Thin-film thermoelectric (TE) generators and coolers present promising solutions for self-powering of wearable electronics and thermal dissipation of chips, respectively. The advancement of high-performance, flexible TE films is crucial for the widespread applications of thin-film TE devices. In recent years, chalcogenide-based TE materials, including Ag₂Se and Bi₂Te₃, have garnered ever-increasing attention due to their exceptional TE performance near room temperature. However, their brittleness and rigidity are far-flung and agelong challenges for flexible applications. To address this issue, we developed bottom-up and top-down approaches to prepare Ag₂Se and Bi₂Te₃-based films with high TE properties and good flexibility. The effects of composition and microstructure on TE properties and flexibility were investigated. Additionally, we assembled thin-film devices with optimized structure.

The “bottom-up” approach was employed to prepare inorganic TE films, utilizing atoms, ions, or molecules as the “building blocks”. Through this method, a range of Ag₂Se-based films were fabricated via a process involving chemically template-assisted synthesis, vacuum filtration, and subsequent hot-pressing. Notably, the Ag₂Se/MXene composite film exhibited a high power factor of 2100 mW m^-1 K^-2 at 300 K. A Bending test demonstrated the exceptional flexibility of this hybrid film. The as-assembled flexible TE device generated a maximum power density of 24.2 W m^-2 at a temperature difference of 30 K. Additionally, multifunctional TE devices with rapid responsiveness hold great potential as wearable/portable energy supply, cooler and sensor applications.

The “top-down” method involves the fabrication of bulks by traditional melting and annealing processes, followed by slicing or exfoliating into thin sheets or nanosheets. Employing this technique, we demonstrated the good pliability of 1000 bending cycles and high power factors of 4200 (p-type) and 4600 (n-type) mW m^-1 K^-2 in Bi₂Te₃-based films that were exfoliated from corresponding single crystals. This unprecedented bendability in single crystal films was ascribed to the in-situ observed staggered-layer structure that was spontaneously formed during the fabrication to promote stress propagation whilst maintaining good electrical conductivity.

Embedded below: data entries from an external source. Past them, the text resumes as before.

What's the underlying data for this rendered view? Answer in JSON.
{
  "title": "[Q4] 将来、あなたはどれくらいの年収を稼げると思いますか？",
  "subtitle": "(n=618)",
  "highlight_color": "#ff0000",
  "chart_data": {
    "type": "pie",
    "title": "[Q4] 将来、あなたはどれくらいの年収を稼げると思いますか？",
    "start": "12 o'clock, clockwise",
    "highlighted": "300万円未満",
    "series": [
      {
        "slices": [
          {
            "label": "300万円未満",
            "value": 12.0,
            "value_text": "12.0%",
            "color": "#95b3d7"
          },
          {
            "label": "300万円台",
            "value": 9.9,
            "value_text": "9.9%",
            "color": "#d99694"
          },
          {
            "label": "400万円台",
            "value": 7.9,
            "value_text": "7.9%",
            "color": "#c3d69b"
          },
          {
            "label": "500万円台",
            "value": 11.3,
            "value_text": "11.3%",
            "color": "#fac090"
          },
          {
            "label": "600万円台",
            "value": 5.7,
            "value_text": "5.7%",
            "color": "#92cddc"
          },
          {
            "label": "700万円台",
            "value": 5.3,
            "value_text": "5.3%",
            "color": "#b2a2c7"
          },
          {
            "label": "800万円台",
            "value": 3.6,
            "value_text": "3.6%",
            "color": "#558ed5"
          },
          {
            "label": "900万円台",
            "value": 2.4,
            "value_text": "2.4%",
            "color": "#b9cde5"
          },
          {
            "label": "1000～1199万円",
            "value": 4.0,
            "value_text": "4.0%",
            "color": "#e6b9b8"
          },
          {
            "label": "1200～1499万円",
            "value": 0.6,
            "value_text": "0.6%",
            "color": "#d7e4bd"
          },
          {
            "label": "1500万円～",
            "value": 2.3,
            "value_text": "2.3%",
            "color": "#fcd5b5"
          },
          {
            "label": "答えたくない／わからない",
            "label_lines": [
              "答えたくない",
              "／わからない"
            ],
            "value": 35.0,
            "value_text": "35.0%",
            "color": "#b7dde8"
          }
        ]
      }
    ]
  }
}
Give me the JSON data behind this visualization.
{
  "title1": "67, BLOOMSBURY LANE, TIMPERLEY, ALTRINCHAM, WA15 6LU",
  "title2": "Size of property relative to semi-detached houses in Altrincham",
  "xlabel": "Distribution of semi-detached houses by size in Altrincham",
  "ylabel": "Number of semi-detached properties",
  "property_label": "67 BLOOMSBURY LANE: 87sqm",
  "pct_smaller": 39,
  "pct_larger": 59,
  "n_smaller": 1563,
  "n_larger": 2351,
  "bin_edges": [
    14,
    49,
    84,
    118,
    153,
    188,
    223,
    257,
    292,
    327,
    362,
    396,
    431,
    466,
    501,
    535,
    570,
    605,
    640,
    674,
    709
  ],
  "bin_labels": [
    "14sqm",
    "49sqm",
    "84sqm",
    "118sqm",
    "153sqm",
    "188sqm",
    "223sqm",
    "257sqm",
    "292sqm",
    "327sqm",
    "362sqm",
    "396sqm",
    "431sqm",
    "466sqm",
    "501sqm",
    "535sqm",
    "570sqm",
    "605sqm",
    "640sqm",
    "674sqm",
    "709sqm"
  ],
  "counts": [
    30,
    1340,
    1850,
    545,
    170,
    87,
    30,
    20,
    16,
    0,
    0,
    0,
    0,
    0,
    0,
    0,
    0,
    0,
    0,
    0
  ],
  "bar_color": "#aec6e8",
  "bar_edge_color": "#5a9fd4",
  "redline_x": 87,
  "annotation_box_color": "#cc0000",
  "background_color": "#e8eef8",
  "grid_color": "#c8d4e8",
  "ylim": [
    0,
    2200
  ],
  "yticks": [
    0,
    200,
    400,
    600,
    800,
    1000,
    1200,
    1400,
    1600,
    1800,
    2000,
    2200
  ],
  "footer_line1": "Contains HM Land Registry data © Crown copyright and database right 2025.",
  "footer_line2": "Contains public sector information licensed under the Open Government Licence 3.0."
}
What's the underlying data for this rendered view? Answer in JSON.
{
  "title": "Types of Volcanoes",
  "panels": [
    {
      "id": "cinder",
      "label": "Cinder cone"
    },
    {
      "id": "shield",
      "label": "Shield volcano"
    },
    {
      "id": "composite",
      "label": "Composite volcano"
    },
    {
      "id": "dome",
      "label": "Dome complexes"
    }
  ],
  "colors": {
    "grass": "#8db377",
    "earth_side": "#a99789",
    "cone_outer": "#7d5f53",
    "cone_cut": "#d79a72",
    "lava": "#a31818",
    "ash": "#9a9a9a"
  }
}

Our flexible generator showed a high normalized power density of 321 W m^-2 with a temperature difference of 60 K, surpassing other reported film-based TE devices by an order of magnitude. These high performances in supple TE films not only offer useful paradigms for wearable electronics, but also provide crucial insights into structure-property manipulation in semiconductors.

Biography:

Dr. Yao Lu graduated from Tongji University with a Ph.D degree in 2019. She is now an Assistant Professor and Ph.D. supervisor at the School of Microelectronics, Southern University of Science and Technology (SUSTech), Shenzhen, China. Her research focus on new energy conversion technology, self-powered intelligent wearable electronics, and thermoelectric cooling for on-chip thermal management. She has published over thirty SCI papers as the first author or corresponding author in prestigious journals, such as Nat. Nanotech. (ESI highly cited), Energy Environ. Sci. (ESI highly cited, hot paper), Mater. Today Phys., and J. Mater. Chem. A. She serves as a youth editorial board members of the Materials Futures and Materials Lab journals, and has been invited to review for renowned SCI journals, including Nat. Commun., Energy Environ. Sci., and J. Mater. Chem. A.